Poor healthcare due to power shortage in Kirkuk’s key healthcare center

A ward in one of Kirkuk hospitals. Photo by Kirkuk Health media.

KirkukNow, Kirkuk

The power generators of a healthcare center in Kirkuk have broken more than a month ago making access to some health services limited for over 750 people whom visit the center for healthcare in a month.

Rahimawa Health center is the largest state-run health center in the oil-rich city of Kirkuk. It has been provided by two private generators to replace national power outs yet it is not working since a month.

Health services such as dental care require regular power supply for medical equipment making people suffer whom commute for state-subsidized health service as the costs are double and in some cases triple in private clinics and hospitals.

Pishtiwan Ali headed to Rahimawa health center on Monday for a tooth filling. “This is the third time I visit this center. The first time they said the generator is broken when my turn came. The second time they said there is no national power. The third time national power went off while the doctor was filling my teeth.”

“We can’t come every day and go back without receiving treatment. We have work to do.”

“We can’t come every day and go back without receiving treatment. We have work to do.”

The health center says it receives 750 patients a month forwarded from other smaller health bases whom lack proper equipment.

Kirkuk, located 238 kilometers north of Baghdad, is an ethnically mixed province for 1.2 million Kurds, Sunni and Shiite Arabs, and Turkmen. It has long been at the center of disputed territories between Baghdad and Erbil. 

Currently it is under control of Baghdad with local police downtown while Iraqi army and pro-Shiite militia Popular Mobilization Forces PMF known as Hashid aal-Sha’abi deployed at the outskirts.

The political tension left the city miss basic public services.
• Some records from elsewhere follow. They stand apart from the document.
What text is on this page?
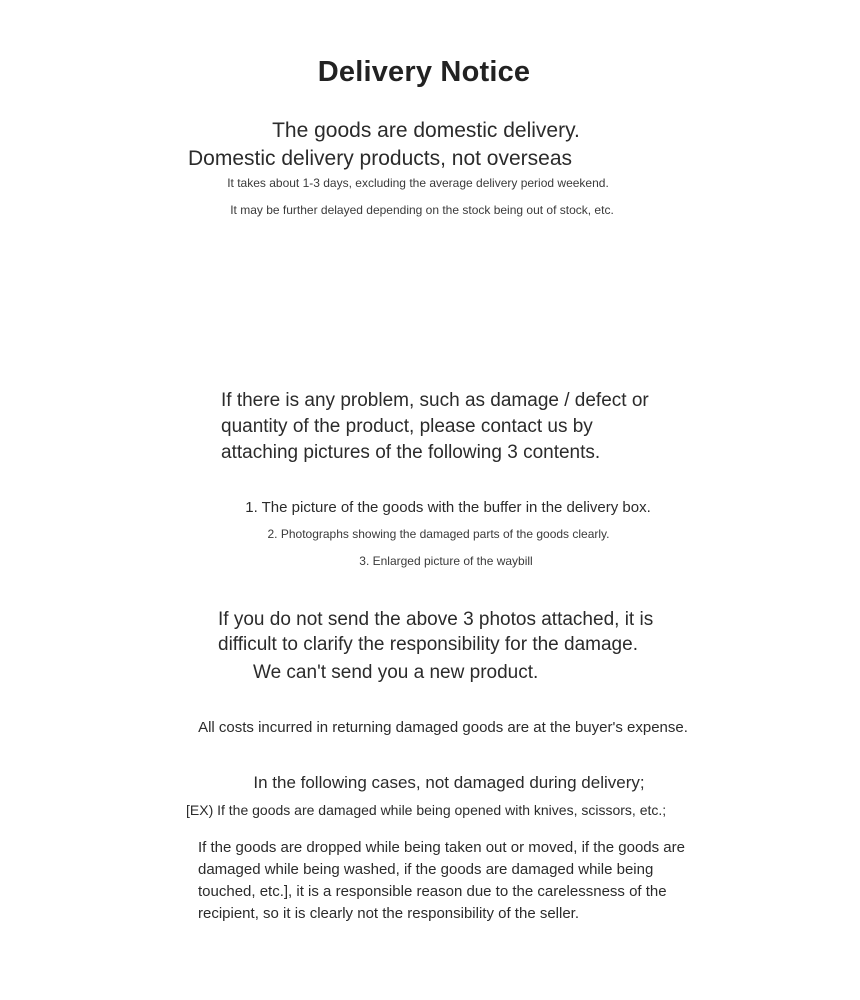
Delivery Notice

The goods are domestic delivery.

Domestic delivery products, not overseas

It takes about 1-3 days, excluding the average delivery period weekend.

It may be further delayed depending on the stock being out of stock, etc.

If there is any problem, such as damage / defect or quantity of the product, please contact us by attaching pictures of the following 3 contents.

1. The picture of the goods with the buffer in the delivery box.

2. Photographs showing the damaged parts of the goods clearly.

3. Enlarged picture of the waybill

If you do not send the above 3 photos attached, it is

difficult to clarify the responsibility for the damage.

We can't send you a new product.

All costs incurred in returning damaged goods are at the buyer's expense.

In the following cases, not damaged during delivery;

[EX) If the goods are damaged while being opened with knives, scissors, etc.;

If the goods are dropped while being taken out or moved, if the goods are damaged while being washed, if the goods are damaged while being touched, etc.], it is a responsible reason due to the carelessness of the recipient, so it is clearly not the responsibility of the seller.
Garbage collection is one of the main challenges for people in their daily life in the last years in particular. Power shortage is blamed for low supply by Baghdad compared to the high demand by people for consumption.

The northern oil-rich city has produced three million barrels last March generating $195 million American Dollars for Iraq's national revenues while in February it pumped 3.8 for $213M, Iraqi ministry of oil said.


A patient receiving medical treatment in a hospital of Kirkuk. Photo by Soran Mohammed for KirkukNow. 

Local officials blame shortage of public services for lack of adequate budget.

Nabil Hamdi, director general of Kirkuk Health Directorate said he is aware that Rahiam center generators are broken. “It requires a big amount to repair so we want for the budget to purchase two new generators.”

“It requires a big amount to repair so we want for the budget to purchase two new generators.”

“As a quick temporary solution, we also communicated with power distribution directorate to provide emergency line in the coming few days.”

Nasrin Tariq, had to wait for two hours till she got her turn to the dentist but the national power went out before filling her teeth.

“Tens of people came and desperately left. I have come from another neighborhood and has to pay for taxi. The government should find a solution for this.”

Nasrin said people with good income do not come to such a center. “It is only poor people whom wait for the power to return and can not afford paying private clinics and hospitals."  

Nasrin said due to frequent commuting to the center, she has spent far more than the expenses of treatment in a private clinic.

Beside the annual budgets for development of provinces, oil-producing provinces are expected to receive a special allocation within 2021 budget yet lack of censorship and vital role of integrity commission can not put an end to corruption and embezzlement that plagues the country since 2003, following the ousting of Saddam regime, along with instability generated by sectarian and ethnic violence.